Chaque contingent de rotation amène avec lui une nouvelle façon de faire, et nos frères du 22e Régiment ne font pas exception. Si les raisons de leur déploiement sont controversées, cela n’enlève rien à leur éthique de travail. Les soldats sont déterminés à améliorer les choses ici et ils prennent le temps d’écouter notre analyse de la situation concernant la sécurité de la police nationale afghane (PNA).
Comme le français est la principale langue de travail ici, nombre des membres de la CIVPOL ont l’occasion de rafraîchir leurs notions de français ou d’en amorcer l’apprentissage. Par suite de la dernière rotation, notre surintendant Dave Fudge est rentré chez lui pour assumer une nouvelle affectation en Nouvelle‑Écosse. Nous sommes heureux d’accueillir son successeur, le surint. Lou Racz, originaire de Nanaimo (C.-B.), dont l’expérience profitera certainement à la mission.
Cela dit, les opérations CIVPOL demeurent les mêmes pour ceux d’entre nous qui restent, à part quelques changements. Dans cette nouvelle rotation, nous avons constaté que la FIAS tient davantage compte de nos recommandations pour la réforme policière. Plus particulièrement, on réalise l’utilité d’intégrer des conseillers à la PNA dans les districts de combat. L’importance d’établir un mentorat au niveau des postes de contrôle et des sous-stations est reconnue dans les districts. Les équipes de mentors de l’armée américaine se sont installées dans nos bureaux au sein de l’Équipe de reconstruction provinciale à Kandahar (ERPK) afin de collaborer exclusivement avec nous en tenant compte de notre perspective. L’objectif ultime consiste pour ces équipes de conseillers américains à assumer les volets de sécurité et de tactiques de combat tandis que nous ou la police militaire assurerons l’expertise policière.

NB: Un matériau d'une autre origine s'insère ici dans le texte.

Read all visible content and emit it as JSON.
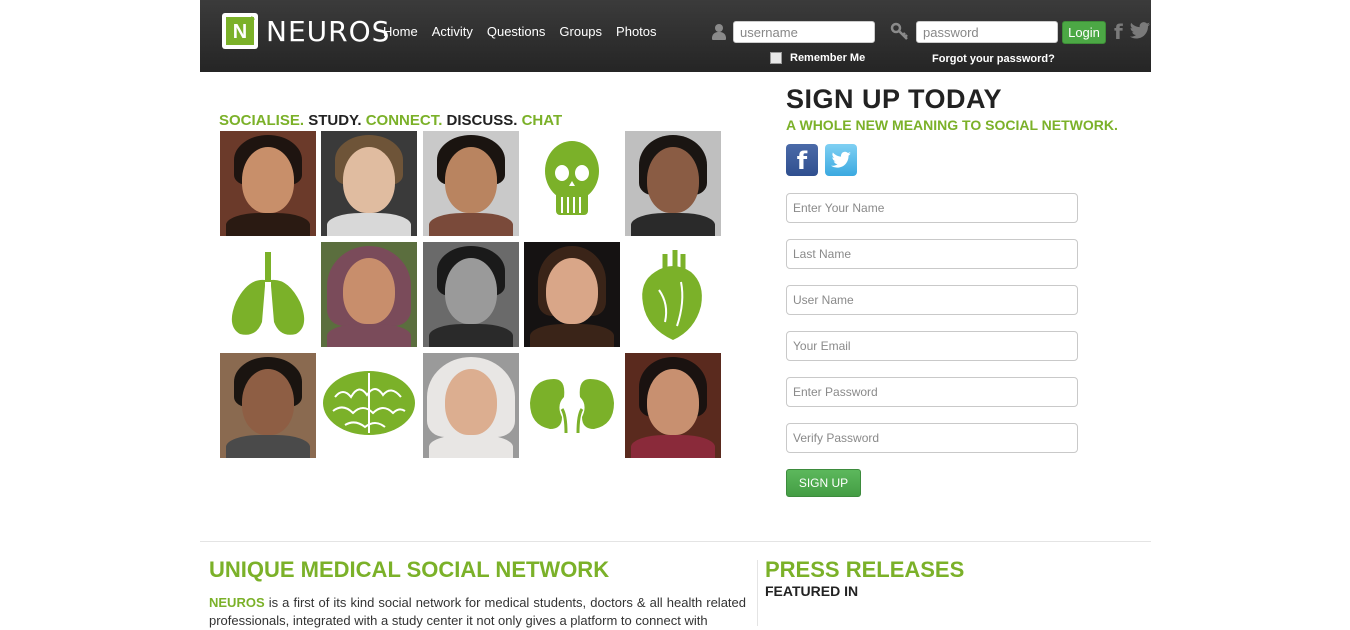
{
  "header": {
    "logo_letter": "N",
    "logo_text": "NEUROS",
    "nav": [
      "Home",
      "Activity",
      "Questions",
      "Groups",
      "Photos"
    ],
    "username_placeholder": "username",
    "password_placeholder": "password",
    "login_label": "Login",
    "remember_label": "Remember Me",
    "forgot_label": "Forgot your password?",
    "facebook_glyph": "f"
  },
  "hero": {
    "tagline": [
      {
        "text": "SOCIALISE.",
        "color": "green"
      },
      {
        "text": "STUDY.",
        "color": "dark"
      },
      {
        "text": "CONNECT.",
        "color": "green"
      },
      {
        "text": "DISCUSS.",
        "color": "dark"
      },
      {
        "text": "CHAT",
        "color": "green"
      }
    ],
    "tiles": [
      "photo",
      "photo",
      "photo",
      "skull-icon",
      "photo",
      "lungs-icon",
      "photo",
      "photo",
      "photo",
      "heart-icon",
      "photo",
      "brain-icon",
      "photo",
      "kidneys-icon",
      "photo"
    ]
  },
  "signup": {
    "title": "SIGN UP TODAY",
    "subtitle": "A WHOLE NEW MEANING TO SOCIAL NETWORK.",
    "facebook_glyph": "f",
    "fields": [
      "Enter Your Name",
      "Last Name",
      "User Name",
      "Your Email",
      "Enter Password",
      "Verify Password"
    ],
    "button": "SIGN UP"
  },
  "unique": {
    "heading": "UNIQUE MEDICAL SOCIAL NETWORK",
    "brand": "NEUROS",
    "text": " is a first of its kind social network for medical students, doctors & all health related professionals, integrated with a study center it not only gives a platform to connect with"
  },
  "press": {
    "heading": "PRESS RELEASES",
    "subheading": "FEATURED IN"
  },
  "colors": {
    "accent": "#7bb129",
    "dark": "#222222",
    "header_bg": "#2d2d2d",
    "login_green": "#4ca845"
  }
}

Déjà, de nombreux rapports et analyses des districts sont diffusés à la ronde. Il est très satisfaisant de voir nos travaux passés reconnus aux échelons supérieurs de la hiérarchie militaire. Nos cousins américains sont devenus de bons amis pour nous à l’ERPK, et il est tellement plus agréable de nous déplacer à bord des HUMVEES par rapport aux LAV III étriqués!
Dans les prochains mois, la CIVPOL concentrera ses efforts sur la formation spécialisée, notamment la gestion des lieux de crime, les premiers soins avancés et l’éthique policière. Il semble que ce sont les cadres supérieurs et les services spécialisés de la PNA qui profitent le plus de notre expertise. Dans cette société, le policier ordinaire relève davantage du soldat paramilitaire. C’est pourquoi la majorité des fonctions sur le terrain que nous assumions auparavant sont désormais confiées aux mentors militaires, qui jouissent d’une mobilité et d’effectifs accrus.
Le niveau de menace demeure élevé pour nous à Kandahar. Au cours du mois passé, nous avons été la cible de roquettes à trois reprises, la dernière attaque atteignant nos dortoirs. Quelques-uns d’entre nous avons également été visés par des roquettes durant une patrouille à Panjwayi le mois dernier. Nous sommes extrêmement chanceux de ne pas avoir subi de blessures, mais c’est un rappel que nous vivons et travaillons dans une zone de guerre.
Dans la ville, nous participons toujours activement au soutien de la FIAS pour la saisie de diverses formes d’engins explosifs artisanaux (EEA) et la supervision de certaines enquêtes menées par la PNA. En l’espace d’une semaine, il n’est pas rare de superviser la saisie d’un gilet-suicide, ou d’établir un périmètre autour du lieu de détonation d’un véhicule EEA. Ces opérations se font de façon ponctuelle, chacun de nous étant mis en disponibilité à tour de rôle au sein de la Force d’intervention rapide de l’ERPK. Comme toujours, nous analysons avec soin toutes les missions commandées à l’extérieur de la zone de sécurité afin d’éviter tout risque non justifié.
Les lettres et communications du bercail sont d’un grand soutien, de sorte que le moral demeure bon tandis que nous vaquons à nos fonctions a u Camp Nathan Smith. Ne perdez pas espoir; nous transmettons nos pensées à nos amis et à nos familles qui nous attendent au pays.